Before we talk about what those characteristics are, I’ll tell you a story that a recent speaker shared with us during a session on resistance to technological change at one of our conferences. Karolina Šilingienė, the co-founder of Crespect, an all-in-one practice management system, said that when you lose ten euros, it feels much worse to you than the elation you feel in finding ten euros. And this sums up the issue with change – you are much more afraid of what you are going to lose by making a change than you are excited about what you may gain. (This certainly lit a light bulb over a number of heads in the room).
Those leaders/lawyers who will be successful in future law firms will:
- Be adaptable/flexible
- Be curious
- Always be learning
- Have a high EQ (Emotional Intelligence)

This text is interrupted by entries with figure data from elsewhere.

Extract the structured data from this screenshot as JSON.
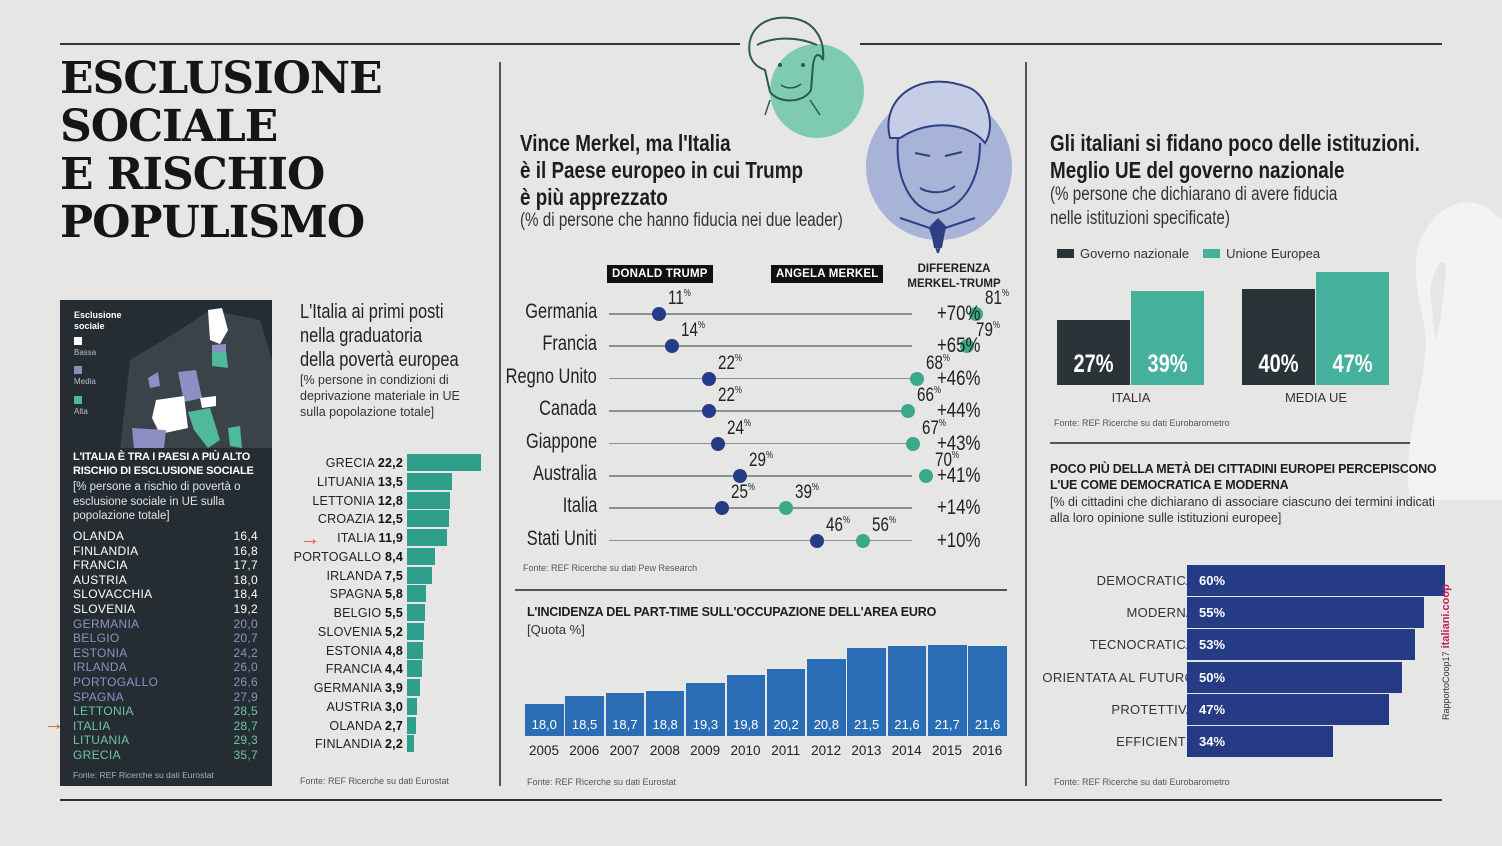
{
  "main_title": [
    "ESCLUSIONE",
    "SOCIALE",
    "E RISCHIO",
    "POPULISMO"
  ],
  "exclusion": {
    "map_legend_title": "Esclusione sociale",
    "map_legend": [
      {
        "label": "Bassa",
        "color": "#ffffff"
      },
      {
        "label": "Media",
        "color": "#8c8fc4"
      },
      {
        "label": "Alta",
        "color": "#4fb99a"
      }
    ],
    "heading": "L'ITALIA È TRA I PAESI A PIÙ ALTO RISCHIO DI ESCLUSIONE SOCIALE",
    "subheading": "[% persone a rischio di povertà o esclusione sociale in UE sulla popolazione totale]",
    "source": "Fonte: REF Ricerche su dati Eurostat",
    "highlight": "ITALIA",
    "rows": [
      {
        "country": "OLANDA",
        "value": "16,4",
        "level": "Bassa"
      },
      {
        "country": "FINLANDIA",
        "value": "16,8",
        "level": "Bassa"
      },
      {
        "country": "FRANCIA",
        "value": "17,7",
        "level": "Bassa"
      },
      {
        "country": "AUSTRIA",
        "value": "18,0",
        "level": "Bassa"
      },
      {
        "country": "SLOVACCHIA",
        "value": "18,4",
        "level": "Bassa"
      },
      {
        "country": "SLOVENIA",
        "value": "19,2",
        "level": "Bassa"
      },
      {
        "country": "GERMANIA",
        "value": "20,0",
        "level": "Media"
      },
      {
        "country": "BELGIO",
        "value": "20,7",
        "level": "Media"
      },
      {
        "country": "ESTONIA",
        "value": "24,2",
        "level": "Media"
      },
      {
        "country": "IRLANDA",
        "value": "26,0",
        "level": "Media"
      },
      {
        "country": "PORTOGALLO",
        "value": "26,6",
        "level": "Media"
      },
      {
        "country": "SPAGNA",
        "value": "27,9",
        "level": "Media"
      },
      {
        "country": "LETTONIA",
        "value": "28,5",
        "level": "Alta"
      },
      {
        "country": "ITALIA",
        "value": "28,7",
        "level": "Alta"
      },
      {
        "country": "LITUANIA",
        "value": "29,3",
        "level": "Alta"
      },
      {
        "country": "GRECIA",
        "value": "35,7",
        "level": "Alta"
      }
    ]
  },
  "deprivation": {
    "title": [
      "L'Italia ai primi posti",
      "nella graduatoria",
      "della povertà europea"
    ],
    "subheading": "[% persone in condizioni di deprivazione materiale in UE sulla popolazione totale]",
    "source": "Fonte: REF Ricerche su dati Eurostat",
    "color": "#2f9e8b"
  },
  "trust": {
    "title": [
      "Vince Merkel, ma l'Italia",
      "è il Paese europeo in cui Trump",
      "è più apprezzato"
    ],
    "subheading": "(% di persone che hanno fiducia nei due leader)",
    "col_trump": "DONALD TRUMP",
    "col_merkel": "ANGELA MERKEL",
    "col_diff": [
      "DIFFERENZA",
      "MERKEL-TRUMP"
    ],
    "source": "Fonte: REF Ricerche su dati Pew Research",
    "trump_color": "#263b86",
    "merkel_color": "#3aa88b"
  },
  "parttime": {
    "title": "L'INCIDENZA DEL PART-TIME SULL'OCCUPAZIONE DELL'AREA EURO",
    "subheading": "[Quota %]",
    "source": "Fonte: REF Ricerche su dati Eurostat",
    "color": "#2a6db4"
  },
  "fiducia": {
    "title": [
      "Gli italiani si fidano poco delle istituzioni.",
      "Meglio UE del governo nazionale"
    ],
    "subheading": [
      "(% persone che dichiarano di avere fiducia",
      "nelle istituzioni specificate)"
    ],
    "source": "Fonte: REF Ricerche su dati Eurobarometro"
  },
  "eu_perception": {
    "title": "POCO PIÙ DELLA METÀ DEI CITTADINI EUROPEI PERCEPISCONO L'UE COME DEMOCRATICA E MODERNA",
    "subheading": "[% di cittadini che dichiarano di associare ciascuno dei termini indicati alla loro opinione sulle istituzioni europee]",
    "source": "Fonte: REF Ricerche su dati Eurobarometro"
  },
  "brand": {
    "text1": "RapportoCoop17",
    "text2": "italiani.coop"
  },
  "chart_data": [
    {
      "type": "bar",
      "orientation": "horizontal",
      "title": "L'Italia ai primi posti nella graduatoria della povertà europea",
      "ylabel": "% persone in condizioni di deprivazione materiale",
      "categories": [
        "GRECIA",
        "LITUANIA",
        "LETTONIA",
        "CROAZIA",
        "ITALIA",
        "PORTOGALLO",
        "IRLANDA",
        "SPAGNA",
        "BELGIO",
        "SLOVENIA",
        "ESTONIA",
        "FRANCIA",
        "GERMANIA",
        "AUSTRIA",
        "OLANDA",
        "FINLANDIA"
      ],
      "values": [
        22.2,
        13.5,
        12.8,
        12.5,
        11.9,
        8.4,
        7.5,
        5.8,
        5.5,
        5.2,
        4.8,
        4.4,
        3.9,
        3.0,
        2.7,
        2.2
      ],
      "labels": [
        "22,2",
        "13,5",
        "12,8",
        "12,5",
        "11,9",
        "8,4",
        "7,5",
        "5,8",
        "5,5",
        "5,2",
        "4,8",
        "4,4",
        "3,9",
        "3,0",
        "2,7",
        "2,2"
      ],
      "highlight": "ITALIA"
    },
    {
      "type": "scatter",
      "subtype": "dumbbell",
      "title": "Vince Merkel, ma l'Italia è il Paese europeo in cui Trump è più apprezzato",
      "categories": [
        "Germania",
        "Francia",
        "Regno Unito",
        "Canada",
        "Giappone",
        "Australia",
        "Italia",
        "Stati Uniti"
      ],
      "series": [
        {
          "name": "DONALD TRUMP",
          "values": [
            11,
            14,
            22,
            22,
            24,
            29,
            25,
            46
          ]
        },
        {
          "name": "ANGELA MERKEL",
          "values": [
            81,
            79,
            68,
            66,
            67,
            70,
            39,
            56
          ]
        }
      ],
      "difference": [
        "+70%",
        "+65%",
        "+46%",
        "+44%",
        "+43%",
        "+41%",
        "+14%",
        "+10%"
      ],
      "xlim": [
        0,
        100
      ]
    },
    {
      "type": "bar",
      "title": "L'INCIDENZA DEL PART-TIME SULL'OCCUPAZIONE DELL'AREA EURO",
      "ylabel": "Quota %",
      "categories": [
        "2005",
        "2006",
        "2007",
        "2008",
        "2009",
        "2010",
        "2011",
        "2012",
        "2013",
        "2014",
        "2015",
        "2016"
      ],
      "values": [
        18.0,
        18.5,
        18.7,
        18.8,
        19.3,
        19.8,
        20.2,
        20.8,
        21.5,
        21.6,
        21.7,
        21.6
      ],
      "labels": [
        "18,0",
        "18,5",
        "18,7",
        "18,8",
        "19,3",
        "19,8",
        "20,2",
        "20,8",
        "21,5",
        "21,6",
        "21,7",
        "21,6"
      ],
      "ylim": [
        16,
        22
      ]
    },
    {
      "type": "bar",
      "title": "Gli italiani si fidano poco delle istituzioni. Meglio UE del governo nazionale",
      "categories": [
        "ITALIA",
        "MEDIA UE"
      ],
      "series": [
        {
          "name": "Governo nazionale",
          "color": "#2a3338",
          "values": [
            27,
            40
          ]
        },
        {
          "name": "Unione Europea",
          "color": "#45b09b",
          "values": [
            39,
            47
          ]
        }
      ],
      "legend": "top-left",
      "ylim": [
        0,
        50
      ]
    },
    {
      "type": "bar",
      "orientation": "horizontal",
      "title": "POCO PIÙ DELLA METÀ DEI CITTADINI EUROPEI PERCEPISCONO L'UE COME DEMOCRATICA E MODERNA",
      "categories": [
        "DEMOCRATICA",
        "MODERNA",
        "TECNOCRATICA",
        "ORIENTATA AL FUTURO",
        "PROTETTIVA",
        "EFFICIENTE"
      ],
      "values": [
        60,
        55,
        53,
        50,
        47,
        34
      ],
      "color": "#263b86",
      "xlim": [
        0,
        60
      ]
    }
  ]
}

- Have good systems/processes in place
- Speak technology
It may surprise you to learn that there are leaders and lawyers who exist right now who embody all of these characteristics. They’re not common in the field, but they do exist. And we’re going to see them more and more in those who succeed. Traditional anything isn’t going to last – not only has the pandemic taught us that, but the technology boom has. The way that people work and live has changed tremendously, and so we must change along with it. The most adaptable among us will be the most successful.

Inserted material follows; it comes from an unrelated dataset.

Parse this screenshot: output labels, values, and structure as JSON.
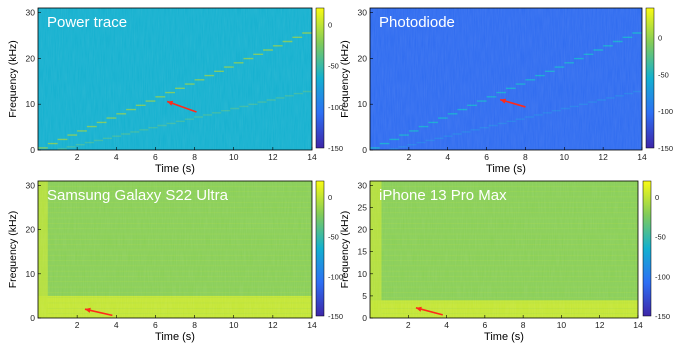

Changing a whole profession is like turning around an ocean liner. Things don’t happen overnight. And of COURSE, when you’re speaking about the legal profession, you need to raise the issue of ethics. People love to joke about lawyers scamming them, but in truth, we have one of the most honest professions anywhere, because who else is required to have an ethical check-in every single year?
This is why I’m not worried that the legal profession is disappearing overnight thanks to AI. But common sense has to prevail. Everyone knows the case that must not be named when a lawyer used AI to draft a brief with imaginary citations. Technology is a fantastic TOOL when it works – but it is just a tool. It does not replace the actual work that we are all supposed to be doing. It can only be used to cut the corners that we are supposed to be cutting – as in, if you need help drafting an email without confidential information in it or perhaps you are looking to do more business development and you’d like some assistance in quickly drafting your social media posts (quick note, google is not picking up articles written by AI, so you may want to make sure that you’re drafting your own content if you want to be searchable online for maximum exposure). There are ways to make use of technology and ways not to make use of it – keep an eye out for the experts (the real experts) who are out there educating on how you can truly use these tools to make better use of your time.
The tools are new – so the experts are new too. But it doesn’t mean there aren’t good ones out there. Just be judicious in how you find them, and make use of the professionals at your firms to point you in the right direction when you’re looking, if they don’t already have the expertise themselves.
What tools are you already using? What are you most excited about? What do YOU predict for the future?